18ème étape : Palmspring via Joshua Tree - nos derniers tours de roue dans le désert
Sous un soleil torride, la route vers Palmspring peut être qualifiée de four désertique et monotone, sans être désagréable, loin de là. Après les vitesses automatiques, le limiteur de vitesse, c’est le genre de tracé qui se prête au pilotage automatique : sur 40 miles on peut ne pas avoir un seul virage ! Autour, des collines (les montagnes noires) et des buissons à répétition. Celui qui a créé l’endroit devait être à cours d’inspiration, à moins qu’il n’ait voulu nous donner une leçon d’humilité, à nous, petits scarabées perdus dans l’immensité. Bigre, le désert rend philosophe. Pour l’humilité ce fut raté. Une voie de chemin de fer longeait la route et certains équipages pour troubler l’ennui avaient marqués leur nom avec des pierres volcaniques noires. « Plançon » est dorénavant inscrit pour les générations futures.
L’entrée de Joshua Tree est un passeport pour une zone désertique atypique peuplée d’une vie soumise à rude épreuve, mais dans un décor de rêve (au moins vu de notre fenêtre). La survie implique souvent ici une certaine agressivité : épineux accrocheurs, cactus aux formes jamais vues précédemment, Joshua Tree, scorpions, serpents, …
On a particulièrement aimé :
- Cactus garden avec sa concentration de cactus presque cotonneux aux couleurs brunes




- les imposants Joshua Tree qui au couché du soleil dépassent en ombre chinoise sur l’horizon

- les roches rondes et accueillantes, aux couleurs chaudes, qui invitent à une escalade rien qu’à les regarder. On aurait aimé avoir le temps de faire une randonnée dans ces empilages minéraux. - le coucher de soleil au point culminant de la route, avec ces énormes blocs roses arrondis dans lesquels ont a envie de se nicher.
En quittant Joshua Tree, nous retournons à la civilisation trépidante des villes, laissant dernière nous toute cette vie de bohème sous la tente dans des zones restées encore raisonnablement sauvages. Gloups ! Il va falloir s’y refaire… L’arrivée à Palmspring, marquée par la présence des fameux champs d’éoliennes, eut lieu tard. La ville semble festive, insouciante et balnéaire à souhait bien que pourtant en plein désert aride. C’est la magie ou la folie des hommes … Notre hôtel fut le plus confortable de tout le voyage et la piscine à minuit, seuls, dans une atmosphère douillette et une eau chaude fut mémorable. Comme quoi, la civilisation a aussi du bon.

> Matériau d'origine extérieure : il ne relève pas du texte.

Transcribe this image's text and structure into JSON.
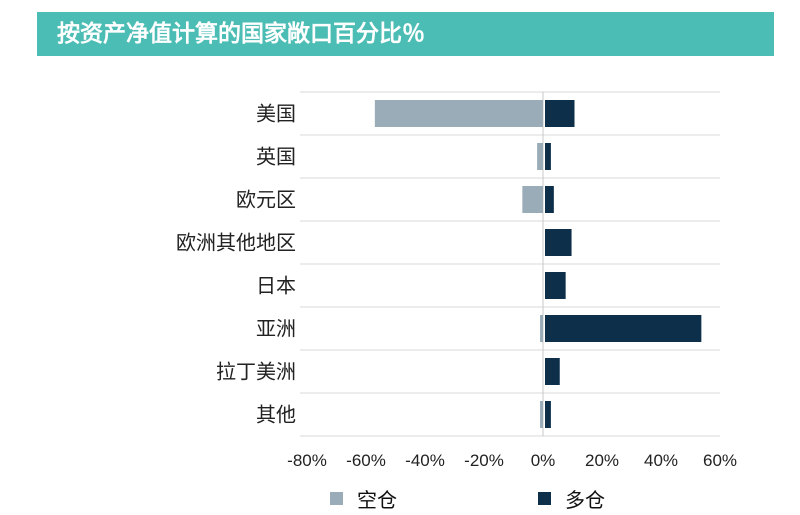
{
  "title": "按资产净值计算的国家敞口百分比％",
  "colors": {
    "title_bg": "#4bbdb4",
    "short": "#9aacb8",
    "long": "#0d2f4a",
    "grid": "#d8d8d8"
  },
  "legend": {
    "short_label": "空仓",
    "long_label": "多仓"
  },
  "chart_data": {
    "type": "bar",
    "orientation": "horizontal",
    "title": "按资产净值计算的国家敞口百分比％",
    "categories": [
      "美国",
      "英国",
      "欧元区",
      "欧洲其他地区",
      "日本",
      "亚洲",
      "拉丁美洲",
      "其他"
    ],
    "series": [
      {
        "name": "空仓",
        "values": [
          -57,
          -2,
          -7,
          0,
          0,
          -1,
          0,
          -1
        ]
      },
      {
        "name": "多仓",
        "values": [
          10,
          2,
          3,
          9,
          7,
          53,
          5,
          2
        ]
      }
    ],
    "xlim": [
      -80,
      60
    ],
    "xticks": [
      "-80%",
      "-60%",
      "-40%",
      "-20%",
      "0%",
      "20%",
      "40%",
      "60%"
    ],
    "legend_position": "bottom",
    "grid": true
  }
}
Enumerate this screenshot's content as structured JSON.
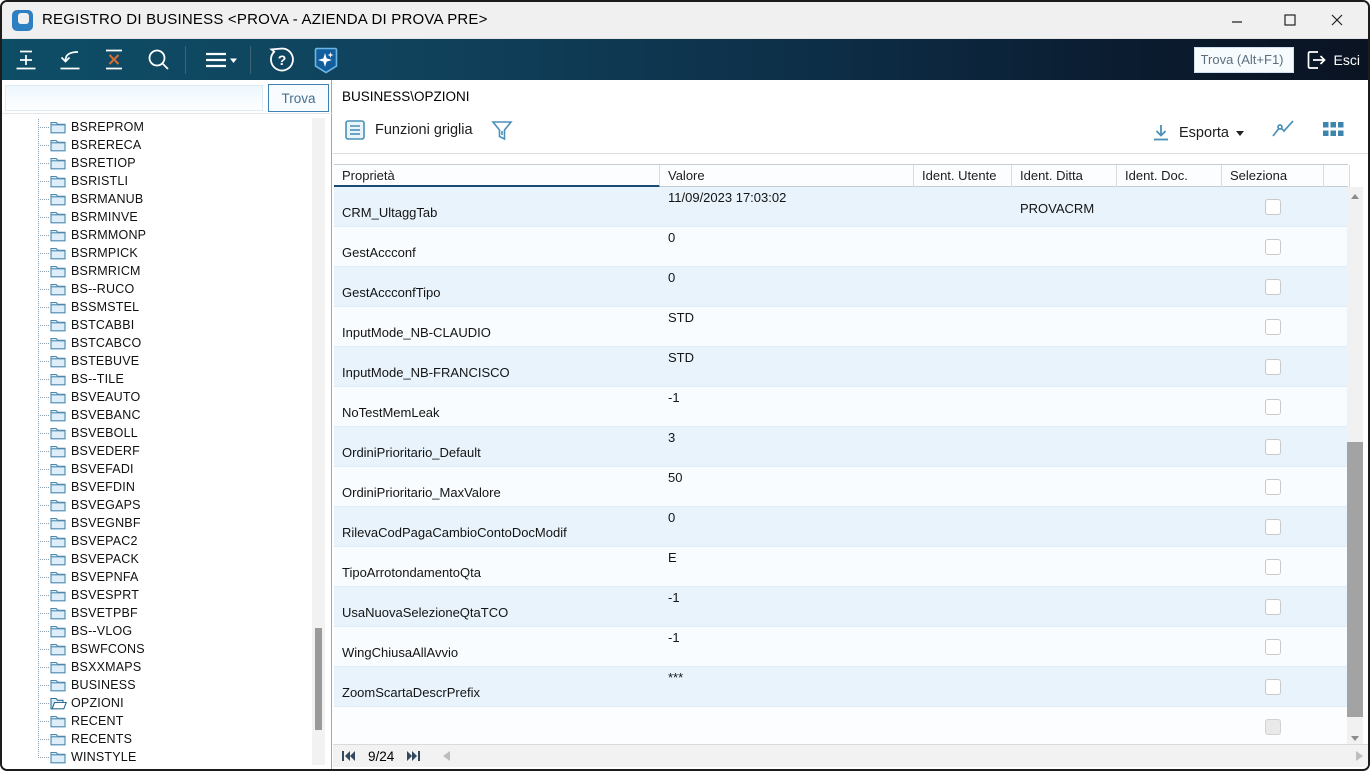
{
  "window": {
    "title": "REGISTRO DI BUSINESS <PROVA - AZIENDA DI PROVA PRE>",
    "controls": {
      "minimize": "minimize-icon",
      "maximize": "maximize-icon",
      "close": "close-icon"
    }
  },
  "toolbar": {
    "icons": [
      "insert-record-icon",
      "undo-icon",
      "delete-record-icon",
      "search-icon",
      "menu-icon",
      "help-icon",
      "ai-sparkle-icon"
    ],
    "find_placeholder": "Trova (Alt+F1)",
    "exit_label": "Esci"
  },
  "sidebar": {
    "find_button_label": "Trova",
    "search_value": "",
    "items": [
      {
        "label": "BSREPROM",
        "open": false
      },
      {
        "label": "BSRERECA",
        "open": false
      },
      {
        "label": "BSRETIOP",
        "open": false
      },
      {
        "label": "BSRISTLI",
        "open": false
      },
      {
        "label": "BSRMANUB",
        "open": false
      },
      {
        "label": "BSRMINVE",
        "open": false
      },
      {
        "label": "BSRMMONP",
        "open": false
      },
      {
        "label": "BSRMPICK",
        "open": false
      },
      {
        "label": "BSRMRICM",
        "open": false
      },
      {
        "label": "BS--RUCO",
        "open": false
      },
      {
        "label": "BSSMSTEL",
        "open": false
      },
      {
        "label": "BSTCABBI",
        "open": false
      },
      {
        "label": "BSTCABCO",
        "open": false
      },
      {
        "label": "BSTEBUVE",
        "open": false
      },
      {
        "label": "BS--TILE",
        "open": false
      },
      {
        "label": "BSVEAUTO",
        "open": false
      },
      {
        "label": "BSVEBANC",
        "open": false
      },
      {
        "label": "BSVEBOLL",
        "open": false
      },
      {
        "label": "BSVEDERF",
        "open": false
      },
      {
        "label": "BSVEFADI",
        "open": false
      },
      {
        "label": "BSVEFDIN",
        "open": false
      },
      {
        "label": "BSVEGAPS",
        "open": false
      },
      {
        "label": "BSVEGNBF",
        "open": false
      },
      {
        "label": "BSVEPAC2",
        "open": false
      },
      {
        "label": "BSVEPACK",
        "open": false
      },
      {
        "label": "BSVEPNFA",
        "open": false
      },
      {
        "label": "BSVESPRT",
        "open": false
      },
      {
        "label": "BSVETPBF",
        "open": false
      },
      {
        "label": "BS--VLOG",
        "open": false
      },
      {
        "label": "BSWFCONS",
        "open": false
      },
      {
        "label": "BSXXMAPS",
        "open": false
      },
      {
        "label": "BUSINESS",
        "open": false
      },
      {
        "label": "OPZIONI",
        "open": true
      },
      {
        "label": "RECENT",
        "open": false
      },
      {
        "label": "RECENTS",
        "open": false
      },
      {
        "label": "WINSTYLE",
        "open": false
      }
    ]
  },
  "main": {
    "breadcrumb": "BUSINESS\\OPZIONI",
    "grid_functions_label": "Funzioni griglia",
    "export_label": "Esporta",
    "right_icons": [
      "export-download-icon",
      "chart-icon",
      "grid-layout-icon"
    ]
  },
  "table": {
    "columns": [
      "Proprietà",
      "Valore",
      "Ident. Utente",
      "Ident. Ditta",
      "Ident. Doc.",
      "Seleziona"
    ],
    "rows": [
      {
        "proprieta": "CRM_UltaggTab",
        "valore": "11/09/2023 17:03:02",
        "ident_utente": "",
        "ident_ditta": "PROVACRM",
        "ident_doc": "",
        "selected": false
      },
      {
        "proprieta": "GestAccconf",
        "valore": "0",
        "ident_utente": "",
        "ident_ditta": "",
        "ident_doc": "",
        "selected": false
      },
      {
        "proprieta": "GestAccconfTipo",
        "valore": "0",
        "ident_utente": "",
        "ident_ditta": "",
        "ident_doc": "",
        "selected": false
      },
      {
        "proprieta": "InputMode_NB-CLAUDIO",
        "valore": "STD",
        "ident_utente": "",
        "ident_ditta": "",
        "ident_doc": "",
        "selected": false
      },
      {
        "proprieta": "InputMode_NB-FRANCISCO",
        "valore": "STD",
        "ident_utente": "",
        "ident_ditta": "",
        "ident_doc": "",
        "selected": false
      },
      {
        "proprieta": "NoTestMemLeak",
        "valore": "-1",
        "ident_utente": "",
        "ident_ditta": "",
        "ident_doc": "",
        "selected": false
      },
      {
        "proprieta": "OrdiniPrioritario_Default",
        "valore": "3",
        "ident_utente": "",
        "ident_ditta": "",
        "ident_doc": "",
        "selected": false
      },
      {
        "proprieta": "OrdiniPrioritario_MaxValore",
        "valore": "50",
        "ident_utente": "",
        "ident_ditta": "",
        "ident_doc": "",
        "selected": false
      },
      {
        "proprieta": "RilevaCodPagaCambioContoDocModif",
        "valore": "0",
        "ident_utente": "",
        "ident_ditta": "",
        "ident_doc": "",
        "selected": false
      },
      {
        "proprieta": "TipoArrotondamentoQta",
        "valore": "E",
        "ident_utente": "",
        "ident_ditta": "",
        "ident_doc": "",
        "selected": false
      },
      {
        "proprieta": "UsaNuovaSelezioneQtaTCO",
        "valore": "-1",
        "ident_utente": "",
        "ident_ditta": "",
        "ident_doc": "",
        "selected": false
      },
      {
        "proprieta": "WingChiusaAllAvvio",
        "valore": "-1",
        "ident_utente": "",
        "ident_ditta": "",
        "ident_doc": "",
        "selected": false
      },
      {
        "proprieta": "ZoomScartaDescrPrefix",
        "valore": "***",
        "ident_utente": "",
        "ident_ditta": "",
        "ident_doc": "",
        "selected": false
      }
    ]
  },
  "footer": {
    "record_indicator": "9/24",
    "icons": [
      "first-record-icon",
      "last-record-icon",
      "scroll-left-icon",
      "scroll-right-icon"
    ]
  },
  "colors": {
    "toolbar_teal": "#0e4d66",
    "toolbar_navy": "#0a1322",
    "accent_blue": "#3d83b8",
    "icon_steel_blue": "#3e85ad",
    "sort_underline": "#1b4a74",
    "row_alt": "#e8f3fc",
    "delete_x_orange": "#d96b2f"
  }
}
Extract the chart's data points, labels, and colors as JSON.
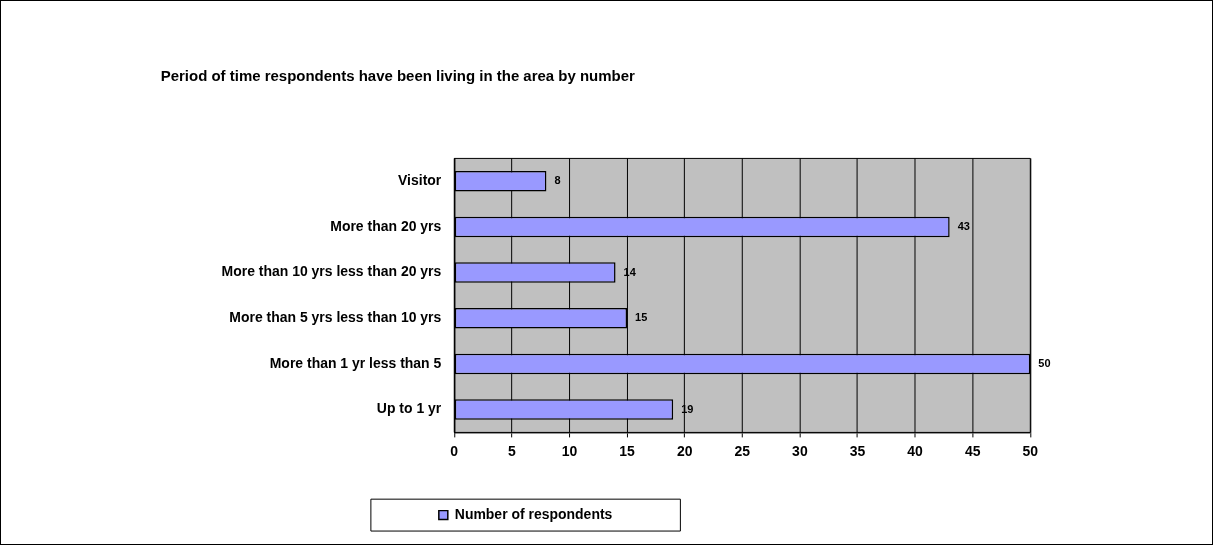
{
  "chart_data": {
    "type": "bar",
    "orientation": "horizontal",
    "title": "Period of time respondents have been living in the area by number",
    "categories": [
      "Visitor",
      "More than 20 yrs",
      "More than 10 yrs less than 20 yrs",
      "More than 5 yrs less than 10 yrs",
      "More than 1 yr less than 5",
      "Up to 1 yr"
    ],
    "series": [
      {
        "name": "Number of respondents",
        "color": "#9999ff",
        "values": [
          8,
          43,
          14,
          15,
          50,
          19
        ]
      }
    ],
    "xlim": [
      0,
      50
    ],
    "xticks": [
      0,
      5,
      10,
      15,
      20,
      25,
      30,
      35,
      40,
      45,
      50
    ],
    "grid": "x",
    "legend": "bottom",
    "data_labels": true
  }
}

19 étape : San Diego – des vagues à l’âme aux vagues à la ville
Quittant les centaines d’éoliennes des collines de Palmspring, une quarantaine de miles plus bas, l’air devient humide, nous indiquant que l’océan n’est plus très loin. C’en est fini du désert. La boucle est bientôt bouclée. Les villages deviennent des petites villes et les villes finissent en une métropole. De San Diego nous ne connaissons pas grand chose, si ce n’est le camping qualifié d’urbain (Campland on the Bay) et bondé avec accès sur la mer, les highways, la plage, Sea Word et un restau mexicain qui vaut le détour.
Ce qui nous a plu : - Les belles vagues sur la plage qui déroulent leur mousse sur une distance suffisante pour faire du surf. L’eau est vivifiante mais avec les rouleaux brasseurs il y a de l’action. Si vous voulez savoir l’impression ressentie par vos pulls dans une machine à laver, le lieu est propice à une expérience enrichissante. Surveillance des plus jeunes obligatoire ! - L’ambiance beach boy de la plage et des alentours - Sea Word pour fêter nos retrouvailles avec la foule. Les spectacles mettant en scène des animaux marins, terrestres et volants ont fort bien menés, avec beaucoup d’humour (sans que cela soit au détriment des animaux). Les orques notamment sont d’une taille respectable. Si vous ne voulez pas avoir l’impression de nager avec eux, le Kway ou la combinaison de surf (moins pratique) est obligatoire. Ces bêtes là sont joueuses. - La Jolla, sur le chemin de Los Angeles, avec ses pélicans et ses phoques poussifs qui ne parvenaient pas à se hisser sur les rochers - Le restaurant Mexicain d’un soir. Certaines mauvaises langue auraient dit, assure t’on dans les milieux subversifs de notre tribu, que l’étape à San Diego avait pour but de manger Mexicain. Il parait que ce qu’il y eu dans l’assiette ce soir là était exceptionnel. Cependant, les Margaritas pour fêter … le fait d’avoir fait tant de kilomètres, nous plongèrent dans une douce euphorie qui nous fit oublier notre objectif : savourer le TOP des mets Mexicains.
Ce qui nous a moins plu : les maux de tête au retour du restau à cause d’un abus … de quoi déjà ?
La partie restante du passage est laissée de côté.